Starfield's big. Real big. Over 1,000 planets big. However that illusion of bigness really vanishes when the game reuses particular prefabs. You can only go through the exact same space base so many times before you start feeling like you're on the Truman Show.
As PC Gamer's Fraser Brown pointed out a while back: «there's just not much to see in Starfield outside of its busy, quest-filled hubs. Fast travel makes it feel small, but even when you do get to walk around for hours it's rare that you'll find something you haven't seen countless other times. Another dead moon. Another nickel deposit. Another pirate base.»
While I enjoyed my jaunts around Starfield in a MMO-style checklist fugue state, I have to admit—that's not exactly the 'wonders of space' feeling Bethesda tries to sell you. Interestingly enough, Ex-Bethesda dev and Skyrim's lead designer Bruce Nesmith (who was present for the start of Starfield's development but left Bethesda soon after) suggests a more condensed galaxy was on the table, if only for a moment.
«There was a lot of discussion about the scope of the game … at one point, I said 'I bet this game would be a lot better if we restricted ourselves to about two dozen solar systems',» Nesmith says during an interview with MinnMax.

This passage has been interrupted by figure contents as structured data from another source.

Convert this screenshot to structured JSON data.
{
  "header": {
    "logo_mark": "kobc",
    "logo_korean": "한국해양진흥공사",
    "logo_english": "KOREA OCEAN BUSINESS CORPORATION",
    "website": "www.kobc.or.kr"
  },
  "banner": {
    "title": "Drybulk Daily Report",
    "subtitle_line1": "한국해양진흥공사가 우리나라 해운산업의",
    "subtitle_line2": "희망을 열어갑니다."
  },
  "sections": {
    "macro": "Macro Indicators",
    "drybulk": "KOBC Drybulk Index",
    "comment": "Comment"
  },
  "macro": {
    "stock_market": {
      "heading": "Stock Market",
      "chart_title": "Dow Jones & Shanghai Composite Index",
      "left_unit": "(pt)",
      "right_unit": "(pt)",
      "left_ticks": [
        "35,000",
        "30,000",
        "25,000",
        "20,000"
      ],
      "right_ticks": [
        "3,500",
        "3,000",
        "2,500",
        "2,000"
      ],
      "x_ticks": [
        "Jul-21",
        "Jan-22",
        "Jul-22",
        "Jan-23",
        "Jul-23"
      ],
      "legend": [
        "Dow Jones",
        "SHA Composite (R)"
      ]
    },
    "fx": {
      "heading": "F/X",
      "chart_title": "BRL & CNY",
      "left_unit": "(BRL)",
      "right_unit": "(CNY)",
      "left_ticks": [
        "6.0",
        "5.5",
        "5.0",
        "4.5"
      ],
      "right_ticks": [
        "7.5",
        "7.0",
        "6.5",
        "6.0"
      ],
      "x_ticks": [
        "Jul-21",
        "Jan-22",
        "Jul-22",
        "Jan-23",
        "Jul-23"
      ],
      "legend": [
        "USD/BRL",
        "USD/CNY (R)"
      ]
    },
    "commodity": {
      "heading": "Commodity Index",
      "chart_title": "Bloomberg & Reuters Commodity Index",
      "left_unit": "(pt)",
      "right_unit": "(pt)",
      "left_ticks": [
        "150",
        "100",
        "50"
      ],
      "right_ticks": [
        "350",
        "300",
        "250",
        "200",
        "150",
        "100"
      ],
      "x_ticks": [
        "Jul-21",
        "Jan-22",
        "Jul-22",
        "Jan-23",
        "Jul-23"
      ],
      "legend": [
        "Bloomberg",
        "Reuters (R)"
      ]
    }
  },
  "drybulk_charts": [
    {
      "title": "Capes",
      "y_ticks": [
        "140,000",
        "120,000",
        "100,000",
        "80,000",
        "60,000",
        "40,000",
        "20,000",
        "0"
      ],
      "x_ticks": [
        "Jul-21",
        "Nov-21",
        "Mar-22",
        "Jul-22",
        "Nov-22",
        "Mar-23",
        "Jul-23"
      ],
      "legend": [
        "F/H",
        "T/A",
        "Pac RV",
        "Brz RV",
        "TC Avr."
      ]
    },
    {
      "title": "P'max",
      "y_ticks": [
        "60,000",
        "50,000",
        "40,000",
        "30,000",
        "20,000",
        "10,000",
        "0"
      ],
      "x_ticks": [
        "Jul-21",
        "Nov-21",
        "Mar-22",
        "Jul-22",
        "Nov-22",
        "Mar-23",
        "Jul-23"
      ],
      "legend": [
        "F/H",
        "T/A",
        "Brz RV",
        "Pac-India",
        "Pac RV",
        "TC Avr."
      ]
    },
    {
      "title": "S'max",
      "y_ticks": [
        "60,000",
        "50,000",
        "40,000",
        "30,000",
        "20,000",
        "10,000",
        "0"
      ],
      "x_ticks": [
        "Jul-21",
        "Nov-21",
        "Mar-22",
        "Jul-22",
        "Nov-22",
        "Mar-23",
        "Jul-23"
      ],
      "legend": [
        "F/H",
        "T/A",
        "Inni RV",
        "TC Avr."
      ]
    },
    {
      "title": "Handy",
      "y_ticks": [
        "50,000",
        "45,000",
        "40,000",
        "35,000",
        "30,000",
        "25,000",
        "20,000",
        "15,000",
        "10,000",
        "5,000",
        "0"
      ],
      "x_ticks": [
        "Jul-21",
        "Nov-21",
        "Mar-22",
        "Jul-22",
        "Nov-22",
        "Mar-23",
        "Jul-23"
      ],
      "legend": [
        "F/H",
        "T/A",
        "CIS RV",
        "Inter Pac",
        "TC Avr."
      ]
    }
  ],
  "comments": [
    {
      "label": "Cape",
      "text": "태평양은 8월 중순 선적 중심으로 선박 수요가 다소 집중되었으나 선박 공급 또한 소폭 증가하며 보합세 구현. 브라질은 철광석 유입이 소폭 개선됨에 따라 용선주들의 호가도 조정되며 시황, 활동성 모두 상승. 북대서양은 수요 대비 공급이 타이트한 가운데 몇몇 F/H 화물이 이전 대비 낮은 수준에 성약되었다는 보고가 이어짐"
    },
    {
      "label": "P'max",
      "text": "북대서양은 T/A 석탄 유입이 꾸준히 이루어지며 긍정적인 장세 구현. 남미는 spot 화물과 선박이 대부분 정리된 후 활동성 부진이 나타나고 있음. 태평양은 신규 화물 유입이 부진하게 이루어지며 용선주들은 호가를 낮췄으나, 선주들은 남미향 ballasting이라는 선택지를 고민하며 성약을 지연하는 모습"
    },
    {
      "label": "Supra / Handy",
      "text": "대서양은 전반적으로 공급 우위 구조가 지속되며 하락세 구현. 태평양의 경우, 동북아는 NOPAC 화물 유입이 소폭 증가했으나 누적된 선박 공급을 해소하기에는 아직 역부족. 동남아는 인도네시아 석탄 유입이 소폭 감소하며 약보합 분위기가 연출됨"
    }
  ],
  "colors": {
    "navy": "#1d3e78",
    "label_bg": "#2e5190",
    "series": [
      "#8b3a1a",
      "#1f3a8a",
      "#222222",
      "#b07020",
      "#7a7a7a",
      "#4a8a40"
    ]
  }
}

However, the team saw an opportunity to leverage procedural generation to cut down on the workload of going even bigger. «Once you've done one solar system, doing a hundred is not really adding to your work all that much,» he goes on to list the types of planets players might want to explore, then remarks: «Just doing our own solar system, all the variety that you have to do just to have that, you've done 90% of the work for the rest of it.»